Other prescriptions were filed using the doctor’s identification numbers using two other names.

At least one of the doctors practices in Watertown, according to the documents.

On Dec. 7, 2012, a pharmacist at the CVS in Marlborough saw that someone filed a prescription using the driver’s license linked to getting false prescrpitions and alerted Marlborough Police. An officer arrested the man who when he came back to pick up the prescription. He was identified as Deignan, according to the affidavit.

When he was arrested, Deignan told a Marlborough Police officer that he was addicted to pain medication, the affidavit states. A Watertown Police Captain later confirmed to a DEA agent Deignan has “a problem with pills.”

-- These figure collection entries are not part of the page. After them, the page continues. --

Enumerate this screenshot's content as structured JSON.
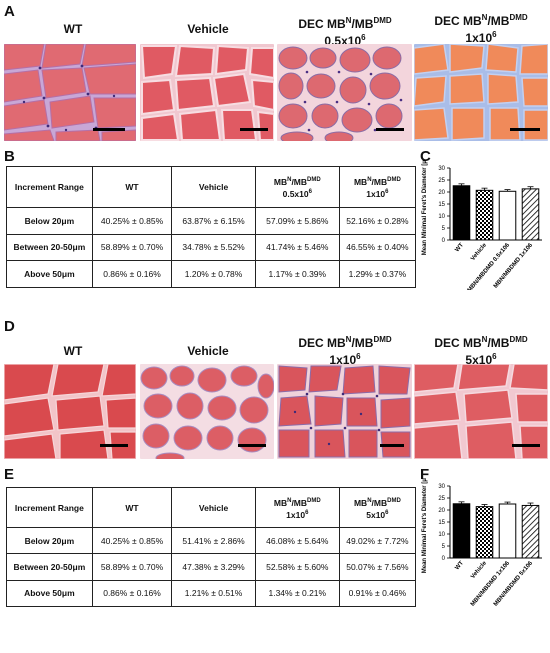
{
  "section1": {
    "letters": {
      "a": "A",
      "b": "B",
      "c": "C"
    },
    "titles": [
      {
        "main": "WT",
        "sup": "",
        "tail": "",
        "line2": ""
      },
      {
        "main": "Vehicle",
        "sup": "",
        "tail": "",
        "line2": ""
      },
      {
        "main": "DEC MB",
        "sup": "N",
        "tail": "/MB",
        "sup2": "DMD",
        "line2": "0.5x10",
        "line2sup": "6"
      },
      {
        "main": "DEC MB",
        "sup": "N",
        "tail": "/MB",
        "sup2": "DMD",
        "line2": "1x10",
        "line2sup": "6"
      }
    ],
    "table": {
      "headers": [
        "Increment Range",
        "WT",
        "Vehicle",
        "MBN/MBDMD 0.5x106",
        "MBN/MBDMD 1x106"
      ],
      "h3": {
        "a": "MB",
        "b": "N",
        "c": "/MB",
        "d": "DMD",
        "e": "0.5x10",
        "f": "6"
      },
      "h4": {
        "a": "MB",
        "b": "N",
        "c": "/MB",
        "d": "DMD",
        "e": "1x10",
        "f": "6"
      },
      "rows": [
        [
          "Below 20μm",
          "40.25% ± 0.85%",
          "63.87% ± 6.15%",
          "57.09% ± 5.86%",
          "52.16% ± 0.28%"
        ],
        [
          "Between 20-50μm",
          "58.89% ± 0.70%",
          "34.78% ± 5.52%",
          "41.74% ± 5.46%",
          "46.55% ± 0.40%"
        ],
        [
          "Above 50μm",
          "0.86% ± 0.16%",
          "1.20% ± 0.78%",
          "1.17% ± 0.39%",
          "1.29% ± 0.37%"
        ]
      ]
    }
  },
  "section2": {
    "letters": {
      "d": "D",
      "e": "E",
      "f": "F"
    },
    "titles": [
      {
        "main": "WT",
        "sup": "",
        "tail": "",
        "line2": ""
      },
      {
        "main": "Vehicle",
        "sup": "",
        "tail": "",
        "line2": ""
      },
      {
        "main": "DEC MB",
        "sup": "N",
        "tail": "/MB",
        "sup2": "DMD",
        "line2": "1x10",
        "line2sup": "6"
      },
      {
        "main": "DEC MB",
        "sup": "N",
        "tail": "/MB",
        "sup2": "DMD",
        "line2": "5x10",
        "line2sup": "6"
      }
    ],
    "table": {
      "headers": [
        "Increment Range",
        "WT",
        "Vehicle",
        "MBN/MBDMD 1x106",
        "MBN/MBDMD 5x106"
      ],
      "h3": {
        "a": "MB",
        "b": "N",
        "c": "/MB",
        "d": "DMD",
        "e": "1x10",
        "f": "6"
      },
      "h4": {
        "a": "MB",
        "b": "N",
        "c": "/MB",
        "d": "DMD",
        "e": "5x10",
        "f": "6"
      },
      "rows": [
        [
          "Below 20μm",
          "40.25% ± 0.85%",
          "51.41% ± 2.86%",
          "46.08% ± 5.64%",
          "49.02% ± 7.72%"
        ],
        [
          "Between 20-50μm",
          "58.89% ± 0.70%",
          "47.38% ± 3.29%",
          "52.58% ± 5.60%",
          "50.07% ± 7.56%"
        ],
        [
          "Above 50μm",
          "0.86% ± 0.16%",
          "1.21% ± 0.51%",
          "1.34% ± 0.21%",
          "0.91% ± 0.46%"
        ]
      ]
    }
  },
  "chart_data": [
    {
      "type": "bar",
      "panel": "C",
      "ylabel": "Mean Minimal Feret's Diameter [μm]",
      "ylim": [
        0,
        30
      ],
      "yticks": [
        0,
        5,
        10,
        15,
        20,
        25,
        30
      ],
      "categories": [
        "WT",
        "Vehicle",
        "MBN/MBDMD 0.5x106",
        "MBN/MBDMD 1x106"
      ],
      "values": [
        22.6,
        20.7,
        20.3,
        21.3
      ],
      "errors": [
        0.8,
        0.9,
        0.7,
        0.9
      ],
      "fills": [
        "solid-black",
        "checker",
        "white",
        "hatched"
      ]
    },
    {
      "type": "bar",
      "panel": "F",
      "ylabel": "Mean Minimal Feret's Diameter [μm]",
      "ylim": [
        0,
        30
      ],
      "yticks": [
        0,
        5,
        10,
        15,
        20,
        25,
        30
      ],
      "categories": [
        "WT",
        "Vehicle",
        "MBN/MBDMD 1x106",
        "MBN/MBDMD 5x106"
      ],
      "values": [
        22.6,
        21.4,
        22.5,
        21.9
      ],
      "errors": [
        0.8,
        0.9,
        0.8,
        1.0
      ],
      "fills": [
        "solid-black",
        "checker",
        "white",
        "hatched"
      ]
    }
  ],
  "colors": {
    "tissue_pink": "#e8737a",
    "tissue_red": "#d9484c",
    "nuclei_purple": "#6a4c9c",
    "lilac_bg": "#c8a7d6",
    "blue_fibrosis": "#8fa8e0"
  }
}
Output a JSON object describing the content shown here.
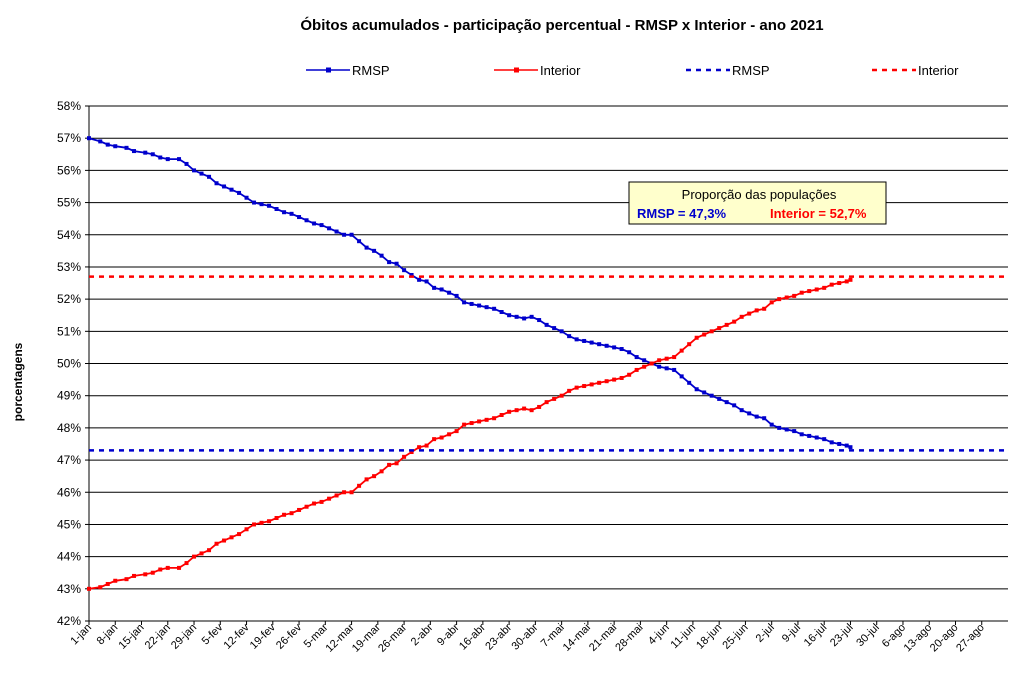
{
  "chart_data": {
    "type": "line",
    "title": "Óbitos acumulados - participação percentual - RMSP x Interior  - ano 2021",
    "ylabel": "porcentagens",
    "xlabel": "",
    "ylim": [
      42,
      58
    ],
    "y_ticks": [
      "42%",
      "43%",
      "44%",
      "45%",
      "46%",
      "47%",
      "48%",
      "49%",
      "50%",
      "51%",
      "52%",
      "53%",
      "54%",
      "55%",
      "56%",
      "57%",
      "58%"
    ],
    "grid": "horizontal",
    "legend_position": "top",
    "x_ticks": [
      "1-jan",
      "8-jan",
      "15-jan",
      "22-jan",
      "29-jan",
      "5-fev",
      "12-fev",
      "19-fev",
      "26-fev",
      "5-mar",
      "12-mar",
      "19-mar",
      "26-mar",
      "2-abr",
      "9-abr",
      "16-abr",
      "23-abr",
      "30-abr",
      "7-mai",
      "14-mai",
      "21-mai",
      "28-mai",
      "4-jun",
      "11-jun",
      "18-jun",
      "25-jun",
      "2-jul",
      "9-jul",
      "16-jul",
      "23-jul",
      "30-jul",
      "6-ago",
      "13-ago",
      "20-ago",
      "27-ago"
    ],
    "series": [
      {
        "name": "RMSP",
        "color": "#0000CC",
        "style": "line-markers",
        "points": [
          [
            0,
            57.0
          ],
          [
            3,
            56.9
          ],
          [
            5,
            56.8
          ],
          [
            7,
            56.75
          ],
          [
            10,
            56.7
          ],
          [
            12,
            56.6
          ],
          [
            15,
            56.55
          ],
          [
            17,
            56.5
          ],
          [
            19,
            56.4
          ],
          [
            21,
            56.35
          ],
          [
            24,
            56.35
          ],
          [
            26,
            56.2
          ],
          [
            28,
            56.0
          ],
          [
            30,
            55.9
          ],
          [
            32,
            55.8
          ],
          [
            34,
            55.6
          ],
          [
            36,
            55.5
          ],
          [
            38,
            55.4
          ],
          [
            40,
            55.3
          ],
          [
            42,
            55.15
          ],
          [
            44,
            55.0
          ],
          [
            46,
            54.95
          ],
          [
            48,
            54.9
          ],
          [
            50,
            54.8
          ],
          [
            52,
            54.7
          ],
          [
            54,
            54.65
          ],
          [
            56,
            54.55
          ],
          [
            58,
            54.45
          ],
          [
            60,
            54.35
          ],
          [
            62,
            54.3
          ],
          [
            64,
            54.2
          ],
          [
            66,
            54.1
          ],
          [
            68,
            54.0
          ],
          [
            70,
            54.0
          ],
          [
            72,
            53.8
          ],
          [
            74,
            53.6
          ],
          [
            76,
            53.5
          ],
          [
            78,
            53.35
          ],
          [
            80,
            53.15
          ],
          [
            82,
            53.1
          ],
          [
            84,
            52.9
          ],
          [
            86,
            52.75
          ],
          [
            88,
            52.6
          ],
          [
            90,
            52.55
          ],
          [
            92,
            52.35
          ],
          [
            94,
            52.3
          ],
          [
            96,
            52.2
          ],
          [
            98,
            52.1
          ],
          [
            100,
            51.9
          ],
          [
            102,
            51.85
          ],
          [
            104,
            51.8
          ],
          [
            106,
            51.75
          ],
          [
            108,
            51.7
          ],
          [
            110,
            51.6
          ],
          [
            112,
            51.5
          ],
          [
            114,
            51.45
          ],
          [
            116,
            51.4
          ],
          [
            118,
            51.45
          ],
          [
            120,
            51.35
          ],
          [
            122,
            51.2
          ],
          [
            124,
            51.1
          ],
          [
            126,
            51.0
          ],
          [
            128,
            50.85
          ],
          [
            130,
            50.75
          ],
          [
            132,
            50.7
          ],
          [
            134,
            50.65
          ],
          [
            136,
            50.6
          ],
          [
            138,
            50.55
          ],
          [
            140,
            50.5
          ],
          [
            142,
            50.45
          ],
          [
            144,
            50.35
          ],
          [
            146,
            50.2
          ],
          [
            148,
            50.1
          ],
          [
            150,
            50.0
          ],
          [
            152,
            49.9
          ],
          [
            154,
            49.85
          ],
          [
            156,
            49.8
          ],
          [
            158,
            49.6
          ],
          [
            160,
            49.4
          ],
          [
            162,
            49.2
          ],
          [
            164,
            49.1
          ],
          [
            166,
            49.0
          ],
          [
            168,
            48.9
          ],
          [
            170,
            48.8
          ],
          [
            172,
            48.7
          ],
          [
            174,
            48.55
          ],
          [
            176,
            48.45
          ],
          [
            178,
            48.35
          ],
          [
            180,
            48.3
          ],
          [
            182,
            48.1
          ],
          [
            184,
            48.0
          ],
          [
            186,
            47.95
          ],
          [
            188,
            47.9
          ],
          [
            190,
            47.8
          ],
          [
            192,
            47.75
          ],
          [
            194,
            47.7
          ],
          [
            196,
            47.65
          ],
          [
            198,
            47.55
          ],
          [
            200,
            47.5
          ],
          [
            202,
            47.45
          ],
          [
            203,
            47.4
          ]
        ]
      },
      {
        "name": "Interior",
        "color": "#FF0000",
        "style": "line-markers",
        "points": [
          [
            0,
            43.0
          ],
          [
            3,
            43.05
          ],
          [
            5,
            43.15
          ],
          [
            7,
            43.25
          ],
          [
            10,
            43.3
          ],
          [
            12,
            43.4
          ],
          [
            15,
            43.45
          ],
          [
            17,
            43.5
          ],
          [
            19,
            43.6
          ],
          [
            21,
            43.65
          ],
          [
            24,
            43.65
          ],
          [
            26,
            43.8
          ],
          [
            28,
            44.0
          ],
          [
            30,
            44.1
          ],
          [
            32,
            44.2
          ],
          [
            34,
            44.4
          ],
          [
            36,
            44.5
          ],
          [
            38,
            44.6
          ],
          [
            40,
            44.7
          ],
          [
            42,
            44.85
          ],
          [
            44,
            45.0
          ],
          [
            46,
            45.05
          ],
          [
            48,
            45.1
          ],
          [
            50,
            45.2
          ],
          [
            52,
            45.3
          ],
          [
            54,
            45.35
          ],
          [
            56,
            45.45
          ],
          [
            58,
            45.55
          ],
          [
            60,
            45.65
          ],
          [
            62,
            45.7
          ],
          [
            64,
            45.8
          ],
          [
            66,
            45.9
          ],
          [
            68,
            46.0
          ],
          [
            70,
            46.0
          ],
          [
            72,
            46.2
          ],
          [
            74,
            46.4
          ],
          [
            76,
            46.5
          ],
          [
            78,
            46.65
          ],
          [
            80,
            46.85
          ],
          [
            82,
            46.9
          ],
          [
            84,
            47.1
          ],
          [
            86,
            47.25
          ],
          [
            88,
            47.4
          ],
          [
            90,
            47.45
          ],
          [
            92,
            47.65
          ],
          [
            94,
            47.7
          ],
          [
            96,
            47.8
          ],
          [
            98,
            47.9
          ],
          [
            100,
            48.1
          ],
          [
            102,
            48.15
          ],
          [
            104,
            48.2
          ],
          [
            106,
            48.25
          ],
          [
            108,
            48.3
          ],
          [
            110,
            48.4
          ],
          [
            112,
            48.5
          ],
          [
            114,
            48.55
          ],
          [
            116,
            48.6
          ],
          [
            118,
            48.55
          ],
          [
            120,
            48.65
          ],
          [
            122,
            48.8
          ],
          [
            124,
            48.9
          ],
          [
            126,
            49.0
          ],
          [
            128,
            49.15
          ],
          [
            130,
            49.25
          ],
          [
            132,
            49.3
          ],
          [
            134,
            49.35
          ],
          [
            136,
            49.4
          ],
          [
            138,
            49.45
          ],
          [
            140,
            49.5
          ],
          [
            142,
            49.55
          ],
          [
            144,
            49.65
          ],
          [
            146,
            49.8
          ],
          [
            148,
            49.9
          ],
          [
            150,
            50.0
          ],
          [
            152,
            50.1
          ],
          [
            154,
            50.15
          ],
          [
            156,
            50.2
          ],
          [
            158,
            50.4
          ],
          [
            160,
            50.6
          ],
          [
            162,
            50.8
          ],
          [
            164,
            50.9
          ],
          [
            166,
            51.0
          ],
          [
            168,
            51.1
          ],
          [
            170,
            51.2
          ],
          [
            172,
            51.3
          ],
          [
            174,
            51.45
          ],
          [
            176,
            51.55
          ],
          [
            178,
            51.65
          ],
          [
            180,
            51.7
          ],
          [
            182,
            51.9
          ],
          [
            184,
            52.0
          ],
          [
            186,
            52.05
          ],
          [
            188,
            52.1
          ],
          [
            190,
            52.2
          ],
          [
            192,
            52.25
          ],
          [
            194,
            52.3
          ],
          [
            196,
            52.35
          ],
          [
            198,
            52.45
          ],
          [
            200,
            52.5
          ],
          [
            202,
            52.55
          ],
          [
            203,
            52.6
          ]
        ]
      },
      {
        "name": "RMSP",
        "color": "#0000CC",
        "style": "dashed",
        "y": 47.3
      },
      {
        "name": "Interior",
        "color": "#FF0000",
        "style": "dashed",
        "y": 52.7
      }
    ],
    "annotation": {
      "title": "Proporção das populações",
      "rmsp_text": "RMSP = 47,3%",
      "interior_text": "Interior = 52,7%",
      "background": "#FFFFCC",
      "rmsp_color": "#0000CC",
      "interior_color": "#FF0000"
    }
  }
}
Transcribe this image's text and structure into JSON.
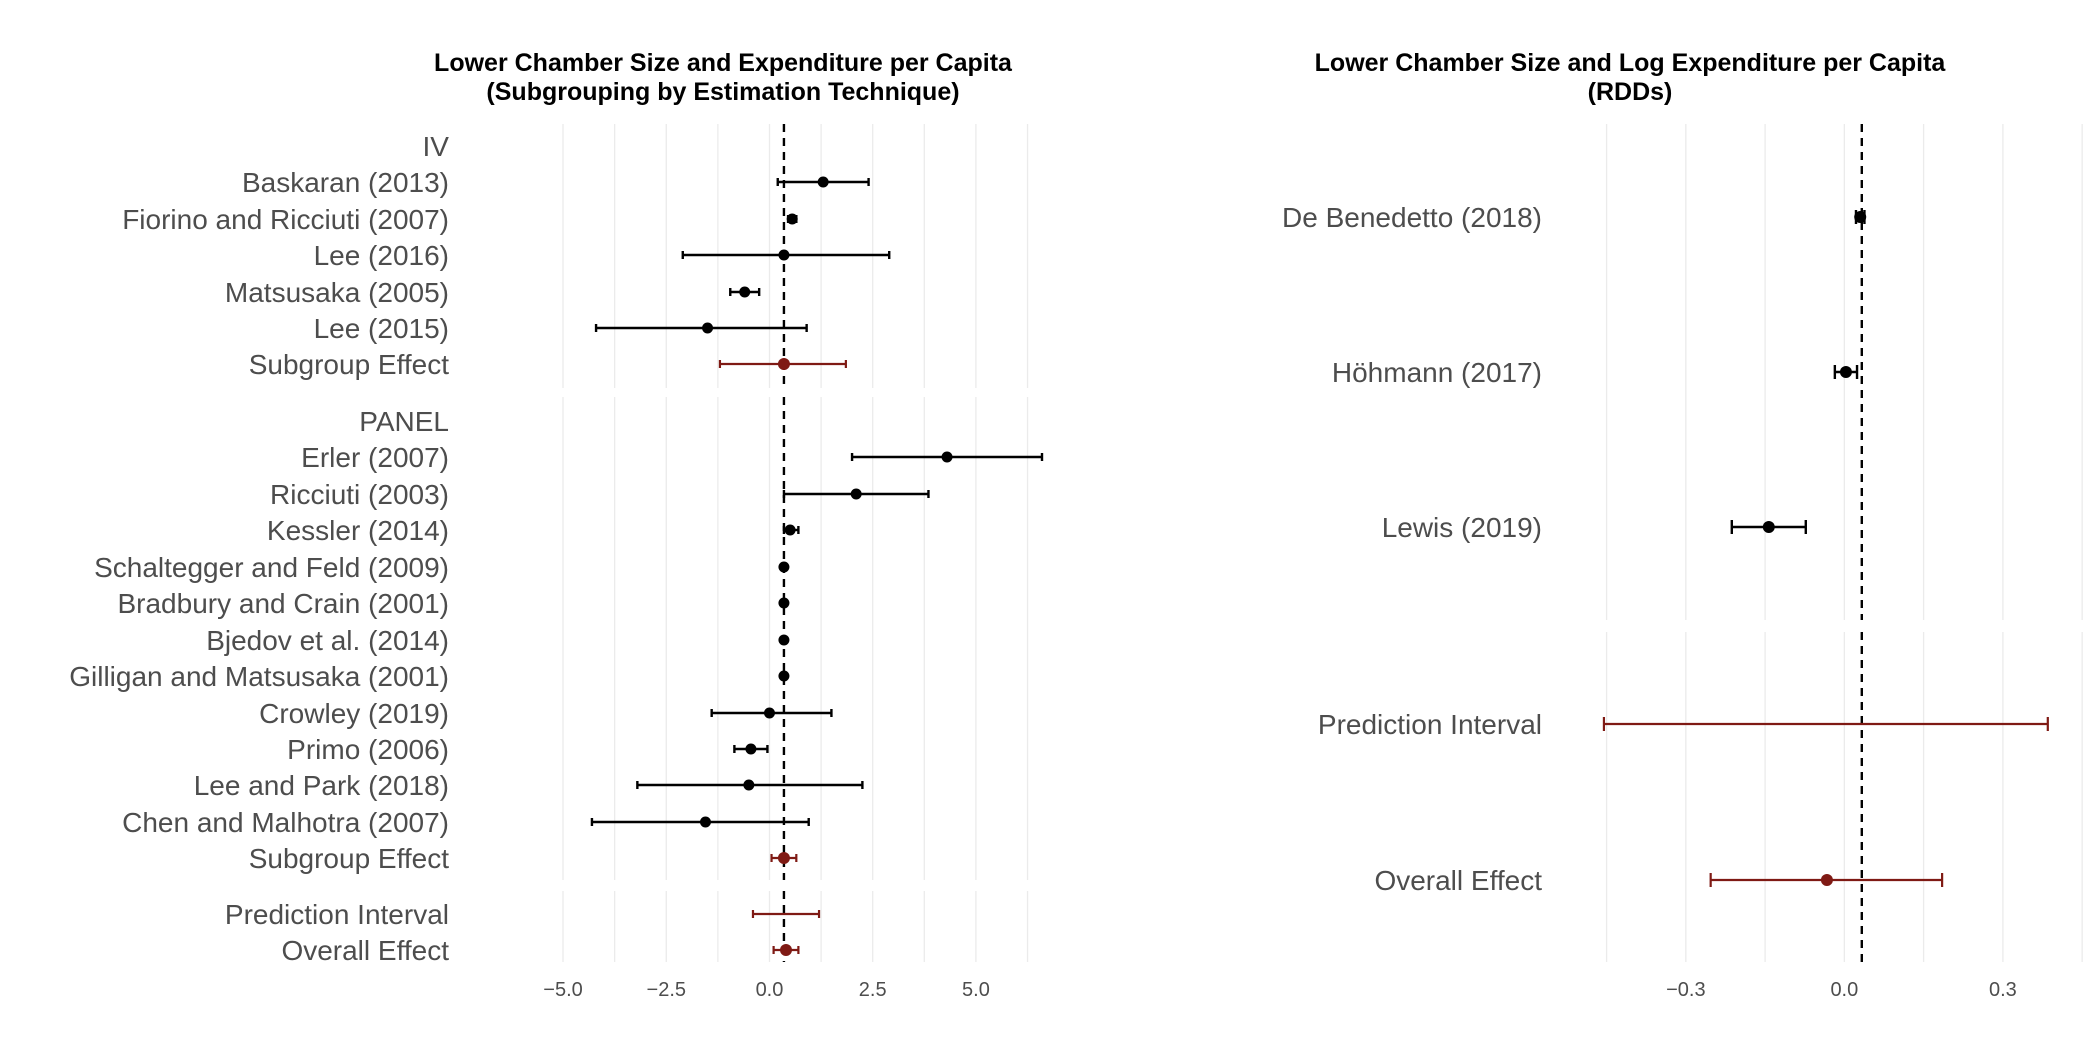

The investigation found that since May 2010 at least 100 false prescriptions, including refills, were filed.

The License

Marlbrough Police found the driver’s license with the name used to file the false prescriptions on the front seat of Deignan’s car when they arrested him, according to the documents. When asked where he got the license, Deignan told police he “found it,” according to the affidavit.

The man whose name is on the license had been pulled over for speeding and ticketed for driving with a revoked license in Watertown in March 2010, the DEA discovered in the investigation. At that time the officer took the man’s driver’s license.

In an interview, the real license holder - who lives in Norwood - told DEA agents that he never filed any prescriptions in question, according to the affidavit. 

Deignan was arraigned in Boston Federal Court on Tuesday and was back in court Thursday for a detention hearing.